Belle, timide et maltraitée, elle personnifie un phénomène en inquiétante augmentation selon les médecins et les ONG, le suicide de femmes -souvent par le feu- dans les provinces kurdes du nord de l'Irak.
«Mon père m'a obligée à épouser quelqu'un d'autre. Nous avons seulement été fiancés quinze jours, pendant lesquels j'ai essayé trois fois de me suicider», raconte Heshw, les yeux baissés.
Agée de 20 ans, elle vit depuis deux ans dans un refuge pour femmes à Soulaimaniyeh, pratiquement coupée du monde.
«Mon père me tuerait si je rentrais à la maison. Il a tué mon ami. Je n'ai aucun espoir pour le futur. Je reste seulement assise ici, j'attends», confie la jeune femme, sa voix sans timbre à peine plus qu'un murmure.
Pour les défenseurs des droits de la femme l'histoire de Heshw n'est que trop courante. Ce qui la rend inhabituelle est qu'elle a pris des comprimés. La plupart des femmes kurdes répandent du carburant domestique sur tout leur corps, et y mettent le feu.
Le suicide est interdit dans les sociétés conservatrices musulmanes, comme celles des campagnes du Kurdistan où les femmes, pauvres et sans éducation, sont des citoyennes de seconde classe sous la coupe de leur mari.
Aussi peu d'entre elles reconnaissent-elles qu'elles se sont infligées des blessures et expliquent leurs horribles brûlures par des accidents de cuisine. Le secret complique les statistiques, qui oscillent entre des dizaines et des centaines de cas chaque année.
«Tous les ans les morts augmentent. Quand elles disent que c'est un accident de cuisson ce ne sont que des mensonges», explique Aso Kamal, 42 ans, un militant britannique originaire du Kurdistan irakien.

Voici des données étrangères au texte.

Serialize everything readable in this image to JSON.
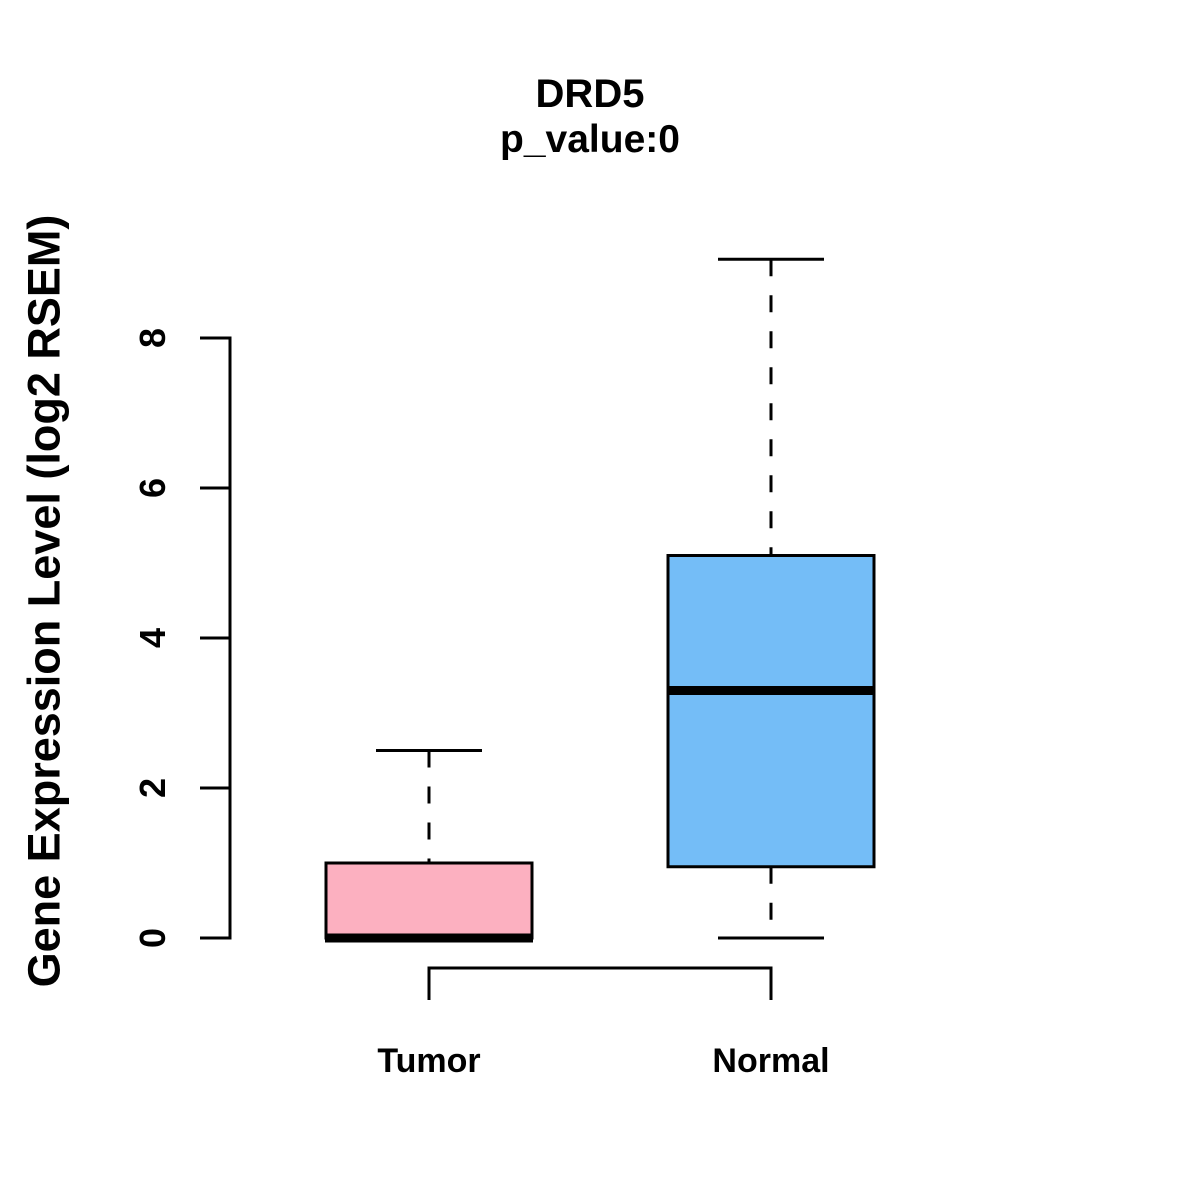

Articles de presse à l'appui, il souligne que de 1991 à 2007, 12.500 femmes ont été assassinées pour motifs d'«honneur» ou se sont suicidées dans les trois provinces kurdes d'Irak, dont 350 au cours des sept mois écoulés de cette année.

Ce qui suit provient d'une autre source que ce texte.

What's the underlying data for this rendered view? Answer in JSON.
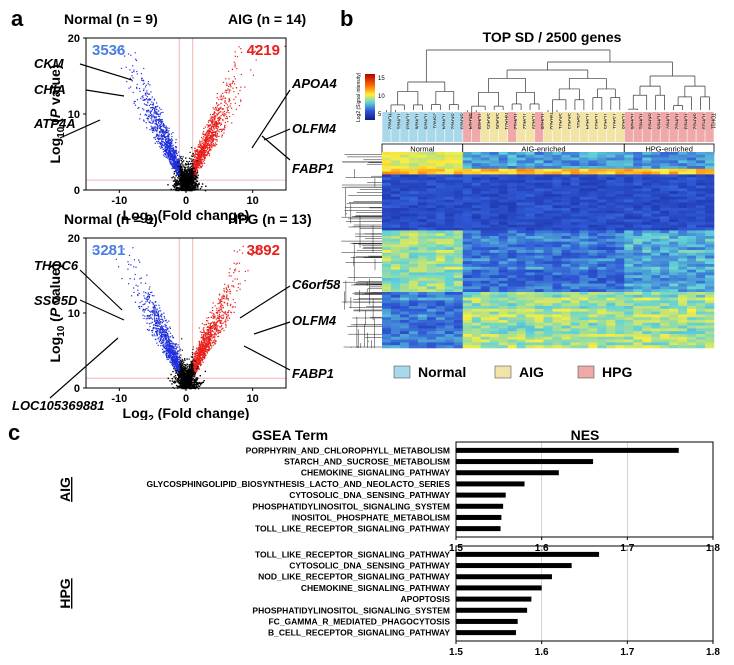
{
  "panel_letters": {
    "a": "a",
    "b": "b",
    "c": "c"
  },
  "panel_a": {
    "plots": [
      {
        "group_left": "Normal (n = 9)",
        "group_right": "AIG (n = 14)",
        "count_down": "3536",
        "count_up": "4219",
        "genes_left": [
          "CKM",
          "CHIA",
          "ATP4A"
        ],
        "genes_right": [
          "APOA4",
          "OLFM4",
          "FABP1"
        ],
        "seed": 11
      },
      {
        "group_left": "Normal (n = 9)",
        "group_right": "HPG (n = 13)",
        "count_down": "3281",
        "count_up": "3892",
        "genes_left": [
          "THOC6",
          "SSC5D",
          "LOC105369881"
        ],
        "genes_right": [
          "C6orf58",
          "OLFM4",
          "FABP1"
        ],
        "seed": 29
      }
    ],
    "y_ticks": [
      "0",
      "10",
      "20"
    ],
    "x_ticks": [
      "-10",
      "0",
      "10"
    ],
    "ylabel_prefix": "Log",
    "ylabel_sub": "10",
    "ylabel_mid": " (",
    "ylabel_italic": "P",
    "ylabel_suffix": " value)",
    "xlabel_prefix": "Log",
    "xlabel_sub": "2",
    "xlabel_suffix": " (Fold change)",
    "colors": {
      "down": "#1f2fdc",
      "up": "#e8201c",
      "ns": "#000000",
      "count_down": "#4a7fe0",
      "count_up": "#e8201c"
    }
  },
  "panel_b": {
    "title": "TOP SD / 2500 genes",
    "colorbar_label": "Log2 (Signal intensity)",
    "colorbar_ticks": [
      "15",
      "10",
      "5"
    ],
    "groups": [
      "Normal",
      "AIG-enriched",
      "HPG-enriched"
    ],
    "samples": [
      "TDN02",
      "TDN01",
      "TDN03",
      "TDN06",
      "TDN05",
      "JSN01",
      "TDN04",
      "SKN02",
      "SKN03",
      "SKH04",
      "TDH09",
      "SKA05",
      "SKA06",
      "NRA01",
      "TDH12",
      "TDA02",
      "TDA09",
      "TDH08",
      "NRA02",
      "SKA01",
      "SKA03",
      "JSA01",
      "TDA04",
      "TDA03",
      "TDA05",
      "TSA01",
      "TDA08",
      "TDH06",
      "TDH01",
      "SKH03",
      "TDH05",
      "TDH07",
      "TDH02",
      "TDH03",
      "SKH02",
      "TDH10",
      "TDH11"
    ],
    "legend": [
      {
        "label": "Normal",
        "color": "#a9d8ea"
      },
      {
        "label": "AIG",
        "color": "#f2e3a6"
      },
      {
        "label": "HPG",
        "color": "#f0a9a9"
      }
    ]
  },
  "panel_c": {
    "header_term": "GSEA Term",
    "header_nes": "NES",
    "x_ticks": [
      "1.5",
      "1.6",
      "1.7",
      "1.8"
    ],
    "x_range": [
      1.5,
      1.8
    ],
    "groups": [
      {
        "label": "AIG",
        "terms": [
          {
            "name": "PORPHYRIN_AND_CHLOROPHYLL_METABOLISM",
            "nes": 1.76
          },
          {
            "name": "STARCH_AND_SUCROSE_METABOLISM",
            "nes": 1.66
          },
          {
            "name": "CHEMOKINE_SIGNALING_PATHWAY",
            "nes": 1.62
          },
          {
            "name": "GLYCOSPHINGOLIPID_BIOSYNTHESIS_LACTO_AND_NEOLACTO_SERIES",
            "nes": 1.58
          },
          {
            "name": "CYTOSOLIC_DNA_SENSING_PATHWAY",
            "nes": 1.558
          },
          {
            "name": "PHOSPHATIDYLINOSITOL_SIGNALING_SYSTEM",
            "nes": 1.555
          },
          {
            "name": "INOSITOL_PHOSPHATE_METABOLISM",
            "nes": 1.553
          },
          {
            "name": "TOLL_LIKE_RECEPTOR_SIGNALING_PATHWAY",
            "nes": 1.552
          }
        ]
      },
      {
        "label": "HPG",
        "terms": [
          {
            "name": "TOLL_LIKE_RECEPTOR_SIGNALING_PATHWAY",
            "nes": 1.667
          },
          {
            "name": "CYTOSOLIC_DNA_SENSING_PATHWAY",
            "nes": 1.635
          },
          {
            "name": "NOD_LIKE_RECEPTOR_SIGNALING_PATHWAY",
            "nes": 1.612
          },
          {
            "name": "CHEMOKINE_SIGNALING_PATHWAY",
            "nes": 1.6
          },
          {
            "name": "APOPTOSIS",
            "nes": 1.588
          },
          {
            "name": "PHOSPHATIDYLINOSITOL_SIGNALING_SYSTEM",
            "nes": 1.583
          },
          {
            "name": "FC_GAMMA_R_MEDIATED_PHAGOCYTOSIS",
            "nes": 1.572
          },
          {
            "name": "B_CELL_RECEPTOR_SIGNALING_PATHWAY",
            "nes": 1.57
          }
        ]
      }
    ]
  },
  "chart_data": [
    {
      "type": "scatter",
      "title": "Normal (n = 9) vs AIG (n = 14)",
      "xlabel": "Log2 (Fold change)",
      "ylabel": "Log10 (P value)",
      "xlim": [
        -15,
        15
      ],
      "ylim": [
        0,
        20
      ],
      "series": [
        {
          "name": "down",
          "count": 3536
        },
        {
          "name": "up",
          "count": 4219
        }
      ]
    },
    {
      "type": "scatter",
      "title": "Normal (n = 9) vs HPG (n = 13)",
      "xlabel": "Log2 (Fold change)",
      "ylabel": "Log10 (P value)",
      "xlim": [
        -15,
        15
      ],
      "ylim": [
        0,
        20
      ],
      "series": [
        {
          "name": "down",
          "count": 3281
        },
        {
          "name": "up",
          "count": 3892
        }
      ]
    },
    {
      "type": "heatmap",
      "title": "TOP SD / 2500 genes",
      "groups": [
        "Normal",
        "AIG-enriched",
        "HPG-enriched"
      ]
    },
    {
      "type": "bar",
      "title": "NES",
      "xlim": [
        1.5,
        1.8
      ],
      "series": [
        {
          "name": "AIG",
          "categories": [
            "PORPHYRIN_AND_CHLOROPHYLL_METABOLISM",
            "STARCH_AND_SUCROSE_METABOLISM",
            "CHEMOKINE_SIGNALING_PATHWAY",
            "GLYCOSPHINGOLIPID_BIOSYNTHESIS_LACTO_AND_NEOLACTO_SERIES",
            "CYTOSOLIC_DNA_SENSING_PATHWAY",
            "PHOSPHATIDYLINOSITOL_SIGNALING_SYSTEM",
            "INOSITOL_PHOSPHATE_METABOLISM",
            "TOLL_LIKE_RECEPTOR_SIGNALING_PATHWAY"
          ],
          "values": [
            1.76,
            1.66,
            1.62,
            1.58,
            1.558,
            1.555,
            1.553,
            1.552
          ]
        },
        {
          "name": "HPG",
          "categories": [
            "TOLL_LIKE_RECEPTOR_SIGNALING_PATHWAY",
            "CYTOSOLIC_DNA_SENSING_PATHWAY",
            "NOD_LIKE_RECEPTOR_SIGNALING_PATHWAY",
            "CHEMOKINE_SIGNALING_PATHWAY",
            "APOPTOSIS",
            "PHOSPHATIDYLINOSITOL_SIGNALING_SYSTEM",
            "FC_GAMMA_R_MEDIATED_PHAGOCYTOSIS",
            "B_CELL_RECEPTOR_SIGNALING_PATHWAY"
          ],
          "values": [
            1.667,
            1.635,
            1.612,
            1.6,
            1.588,
            1.583,
            1.572,
            1.57
          ]
        }
      ]
    }
  ]
}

«Il faut que nous parlions. Le silence règne au Kurdistan. Les gens disent que ça regarde les familles. Nous devons changer le système patriarcal du Kurdistan. Les crimes d'honneur sont contraires aux lois mais les lois ne sont pas appliquées», insiste-t-il.
Son organisation, le Réseau Doaa contre la violence, qui doit son nom à une jeune fille de 17 ans lapidée à mort pour s'être enfuie avec son ami, fait campagne pour que le gouvernement lutte contre la violence au sein des familles.

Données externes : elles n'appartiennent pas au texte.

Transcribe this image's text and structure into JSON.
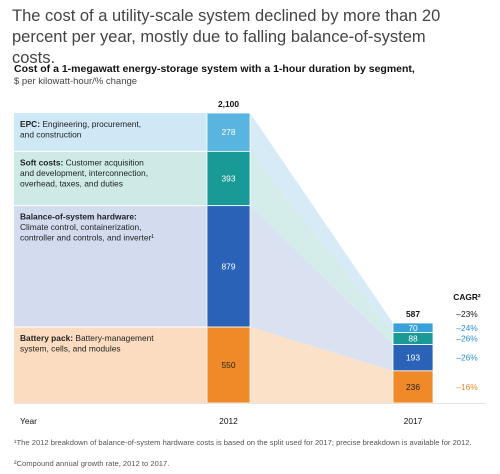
{
  "headline": "The cost of a utility-scale system declined by more than 20 percent per year, mostly due to falling balance-of-system costs.",
  "chart_data": {
    "type": "bar",
    "title": "Cost of a 1-megawatt energy-storage system with a 1-hour duration by segment,",
    "subtitle": "$ per kilowatt-hour/% change",
    "xlabel": "Year",
    "categories": [
      "2012",
      "2017"
    ],
    "totals": [
      "2,100",
      "587"
    ],
    "cagr_header": "CAGR²",
    "series": [
      {
        "name": "EPC",
        "label_bold": "EPC:",
        "label_rest": [
          " Engineering, procurement,",
          "and construction"
        ],
        "values": [
          278,
          70
        ],
        "cagr": "–24%",
        "color_2012": "#5ab4e0",
        "color_2017": "#3aa0d8",
        "band_color": "#cfe8f5"
      },
      {
        "name": "Soft costs",
        "label_bold": "Soft costs:",
        "label_rest": [
          " Customer acquisition",
          "and development, interconnection,",
          "overhead, taxes, and duties"
        ],
        "values": [
          393,
          88
        ],
        "cagr": "–26%",
        "color_2012": "#1a9a96",
        "color_2017": "#1a9a96",
        "band_color": "#cdeae6"
      },
      {
        "name": "Balance-of-system hardware",
        "label_bold": "Balance-of-system hardware:",
        "label_rest": [
          "Climate control, containerization,",
          "controller and controls, and inverter¹"
        ],
        "values": [
          879,
          193
        ],
        "cagr": "–26%",
        "color_2012": "#2a62b8",
        "color_2017": "#2a62b8",
        "band_color": "#d3dcef"
      },
      {
        "name": "Battery pack",
        "label_bold": "Battery pack:",
        "label_rest": [
          " Battery-management",
          "system, cells, and modules"
        ],
        "values": [
          550,
          236
        ],
        "cagr": "–16%",
        "color_2012": "#f08a28",
        "color_2017": "#f08a28",
        "band_color": "#fbdcc0"
      }
    ],
    "overall_cagr": "–23%"
  },
  "footnotes": [
    "¹The 2012 breakdown of balance-of-system hardware costs is based on the split used for 2017; precise breakdown is available for 2012.",
    "²Compound annual growth rate, 2012 to 2017."
  ],
  "colors": {
    "cagr_text": "#2a8fd0",
    "battery_cagr_text": "#f08a28"
  }
}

Kurdo Qaradaghi, spécialiste de chirurgie reconstructrice au service des brûlés de l'hôpital de Soulaimaniyeh, confirme que la plupart des femmes de la campagne traitées pour des brûlures ont tenté de se suicider.
«Nous avons un problème. Un grave problème. Il peut s'agir d'autodestruction ou ça peut être un moyen extrême d'attirer l'attention. Les plus jeunes ont entre 12 et 14 ans», ajoute-t-il.
Le bureau de l'Union des femmes du Kurdistan à Soulaimaniyeh a enregistré 95 cas d'immolation par le feu pendant les six premiers mois de cette année.
Alors qu'il fait sa visite du service des brûlés, un autre chirurgien, Srood Tawfiq, examine deux femmes souffrant d'épouvantables brûlures dont il dit qu'elles se les sont forcément infligées elles-mêmes.
Tordant ses bras couverts de pansements devant son visage rendu méconnaissable par des brûlures à vif, l'une d'elles, Shawnim Mahmoud, 39 ans, hurle de douleur depuis deux jours après son admission pour, a-t-elle expliqué, un accident pendant qu'elle faisait la cuisine.
«Elle est brûlée à 79 pour cent. Même si un réchaud explose, il ne produit pas ce type de brûlures. Elle n'a aucune chance de survivre», explique le Dr. Tawfiq.